A copy of the paper seen by New Scientist contains details of a quantum processor called Sycamore that contains 54 superconducting quantum bits, or qubits. It claims that Sycamore has achieved quantum supremacy. The paper identifies only one author: John Martinis at the University of California, Santa Barbara, who is known to have partnered with Google to build the hardware for a quantum computer.
“This dramatic speedup relative to all known classical algorithms provides an experimental realization of quantum supremacy on a computational task and heralds the advent of a much-anticipated computing paradigm,” the paper says.
Google appears to have partnered with NASA to help test its quantum computer. In 2018, the two organisations made an agreement to do this, so the news isn’t entirely unexpected.
The paper describes how Google’s quantum processor tackled a random sampling problem – that is, checking that a set of numbers has a truly random distribution. This is very difficult for a traditional computer when there are a lot of numbers involved.
But Sycamore does things differently. Although one of its qubits didn’t work, the remaining 53 were quantum entangled with one another and used to generate a set of binary digits and check their distribution was truly random. The paper calculates the task would have taken Summit, the world’s best supercomputer, 10,000 years – but Sycamore did it in 3 minutes and 20 seconds.
This benchmarking task isn’t particularly useful beyond producing truly random numbers – it was a proof of concept. But in the future, the quantum chip may be useful in the fields of machine learning, materials science and chemistry, says the paper. For example, when trying to model a chemical reaction or visualise the ways a new molecule may connect to others, quantum computers can handle the vast amount of variables to create an accurate simulation.
“Google’s recent update on the achievement of quantum supremacy is a notable mile marker as we continue to advance the potential of quantum computing,” said Jim Clarke at Intel Labs in a statement.
Yet we are still at “mile one of this marathon”, Clarke said. This demonstration is a proof of concept, but it isn’t free of errors within the processor. Better and bigger processors will continue to be built and used to do more useful calculations.

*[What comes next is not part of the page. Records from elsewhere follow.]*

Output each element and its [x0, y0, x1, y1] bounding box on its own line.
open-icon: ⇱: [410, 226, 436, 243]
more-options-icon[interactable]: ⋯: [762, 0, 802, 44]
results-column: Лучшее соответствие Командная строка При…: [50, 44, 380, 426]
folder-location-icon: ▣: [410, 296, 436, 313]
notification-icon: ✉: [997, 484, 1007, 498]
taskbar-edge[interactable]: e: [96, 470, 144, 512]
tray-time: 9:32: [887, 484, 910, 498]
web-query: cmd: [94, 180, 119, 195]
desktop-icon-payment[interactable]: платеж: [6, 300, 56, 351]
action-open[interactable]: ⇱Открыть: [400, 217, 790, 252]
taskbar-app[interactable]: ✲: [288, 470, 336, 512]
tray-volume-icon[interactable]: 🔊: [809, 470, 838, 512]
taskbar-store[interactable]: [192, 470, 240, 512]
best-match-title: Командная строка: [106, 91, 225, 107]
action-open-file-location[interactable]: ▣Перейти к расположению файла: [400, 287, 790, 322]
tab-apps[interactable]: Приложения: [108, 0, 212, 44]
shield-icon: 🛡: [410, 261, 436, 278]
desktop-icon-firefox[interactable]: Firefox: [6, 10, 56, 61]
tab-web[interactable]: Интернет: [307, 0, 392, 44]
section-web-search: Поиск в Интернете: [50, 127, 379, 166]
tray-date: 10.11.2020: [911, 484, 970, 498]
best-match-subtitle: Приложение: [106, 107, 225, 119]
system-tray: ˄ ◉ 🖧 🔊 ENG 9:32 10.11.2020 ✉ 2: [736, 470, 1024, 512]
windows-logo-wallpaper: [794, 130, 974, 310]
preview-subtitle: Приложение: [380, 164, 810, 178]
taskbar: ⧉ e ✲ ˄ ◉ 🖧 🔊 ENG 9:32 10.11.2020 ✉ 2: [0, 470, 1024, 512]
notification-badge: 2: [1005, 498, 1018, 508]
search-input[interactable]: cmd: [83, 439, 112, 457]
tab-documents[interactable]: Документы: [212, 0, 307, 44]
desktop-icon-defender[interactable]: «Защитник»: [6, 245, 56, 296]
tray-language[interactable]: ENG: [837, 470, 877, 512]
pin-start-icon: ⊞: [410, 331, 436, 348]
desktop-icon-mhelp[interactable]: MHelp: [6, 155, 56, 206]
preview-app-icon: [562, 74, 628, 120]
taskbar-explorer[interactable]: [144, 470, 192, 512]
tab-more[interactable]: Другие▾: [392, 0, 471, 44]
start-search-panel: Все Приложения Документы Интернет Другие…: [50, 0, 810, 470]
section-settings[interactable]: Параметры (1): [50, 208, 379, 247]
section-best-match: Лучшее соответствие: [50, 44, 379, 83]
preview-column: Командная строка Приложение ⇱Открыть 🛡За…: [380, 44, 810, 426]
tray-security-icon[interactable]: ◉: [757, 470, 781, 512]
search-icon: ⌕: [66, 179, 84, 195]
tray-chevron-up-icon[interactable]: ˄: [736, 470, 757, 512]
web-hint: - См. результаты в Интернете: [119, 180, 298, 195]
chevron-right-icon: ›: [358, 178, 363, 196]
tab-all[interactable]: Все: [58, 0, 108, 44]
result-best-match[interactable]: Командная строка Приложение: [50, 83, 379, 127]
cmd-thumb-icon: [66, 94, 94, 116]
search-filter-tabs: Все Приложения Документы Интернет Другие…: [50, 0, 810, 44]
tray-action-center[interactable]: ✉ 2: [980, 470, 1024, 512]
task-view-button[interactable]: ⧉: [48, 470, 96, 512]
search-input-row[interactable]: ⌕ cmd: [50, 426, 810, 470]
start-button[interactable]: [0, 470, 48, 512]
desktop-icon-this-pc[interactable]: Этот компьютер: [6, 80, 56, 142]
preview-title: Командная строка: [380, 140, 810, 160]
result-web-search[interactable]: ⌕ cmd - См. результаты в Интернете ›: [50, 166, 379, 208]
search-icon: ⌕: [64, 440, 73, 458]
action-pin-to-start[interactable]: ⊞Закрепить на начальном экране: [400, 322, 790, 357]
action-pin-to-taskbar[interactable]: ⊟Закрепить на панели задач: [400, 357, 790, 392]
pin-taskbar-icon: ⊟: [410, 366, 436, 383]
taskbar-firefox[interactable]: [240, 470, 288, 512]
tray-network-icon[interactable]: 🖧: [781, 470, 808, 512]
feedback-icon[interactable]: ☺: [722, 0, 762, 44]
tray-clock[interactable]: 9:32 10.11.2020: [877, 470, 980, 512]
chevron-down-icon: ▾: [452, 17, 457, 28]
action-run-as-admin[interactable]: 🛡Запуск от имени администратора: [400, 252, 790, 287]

At the same time, classical computing isn’t giving up the fight. Over the past few years, as quantum computing took steps towards supremacy, classical computing moved the goal posts as researchers showed it was able to simulate ever more complex systems. It is likely that this back-and-forth will continue.
“We expect that lower simulation costs than reported here will eventually be achieved, but we also expect they will be consistently outpaced by hardware improvements on larger quantum processors,” says the Google paper.